The SPase I is a unique serine endoprotease that is essential for bacterial viability. A number of critical features differentiate the bacterial and eukaryotic ER SPase I and, therefore, make the bacterial SPase I a tantalizing target for the development of antibacterial agents. Although SPase I is not inhibited by serine peptidase inhibitors, a number of inhibitors have been identified such as the penem-type inhibitors and lipopeptides. With the development of high-throughput inhibitor screening assays,22 a number of new potent inhibitors will likely be discovered in the coming years.

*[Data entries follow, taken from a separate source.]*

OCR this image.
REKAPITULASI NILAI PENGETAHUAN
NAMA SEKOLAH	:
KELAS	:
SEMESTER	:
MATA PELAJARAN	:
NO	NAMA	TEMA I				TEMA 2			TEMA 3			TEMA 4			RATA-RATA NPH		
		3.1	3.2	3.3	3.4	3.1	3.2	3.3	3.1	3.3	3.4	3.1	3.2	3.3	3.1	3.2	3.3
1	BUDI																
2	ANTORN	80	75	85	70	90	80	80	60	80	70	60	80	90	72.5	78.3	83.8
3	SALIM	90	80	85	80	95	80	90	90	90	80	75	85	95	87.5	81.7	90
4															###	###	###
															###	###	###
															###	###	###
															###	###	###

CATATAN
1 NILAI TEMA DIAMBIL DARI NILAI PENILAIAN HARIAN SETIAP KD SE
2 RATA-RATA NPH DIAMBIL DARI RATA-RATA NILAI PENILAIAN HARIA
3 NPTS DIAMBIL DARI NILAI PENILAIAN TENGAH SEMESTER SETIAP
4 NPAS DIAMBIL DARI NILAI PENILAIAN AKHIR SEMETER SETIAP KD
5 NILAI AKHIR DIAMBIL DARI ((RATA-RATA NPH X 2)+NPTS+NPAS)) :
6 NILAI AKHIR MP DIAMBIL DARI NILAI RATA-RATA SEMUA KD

Several important questions still remain unanswered about how and where SPase I functions. Does SPase I bind SecYEG and/or TatA in the membrane or is it laterally mobile in the membrane? How does the cleaved signal peptide spatially transition from the SPase I and be presented for degradation by the signal peptide peptidase? Does SPase I interact with the signal peptide peptidase to transfer the signal peptide? What role does the membrane anchor of SPase I play in signal peptide cleavage? Does it bind to the h-region of the signal peptide? Does cleavage of the signal peptide occur in the inner membrane, in the periplasm, or in the translocon? Why do some species have multiple type I signal peptidases? While the three-dimensional structure of the E. coli SPase I Δ2-75 has been solved, the structure of the full-length SPase I and a substrate-bound SPase would help resolve these questions. Answers to these questions will be an important step to help with the development of SPase I inhibitors.


The authors thank Paolo De Bona for discussion of the signal peptide structure when bound to SPase and dodecylphosphocholine micelles.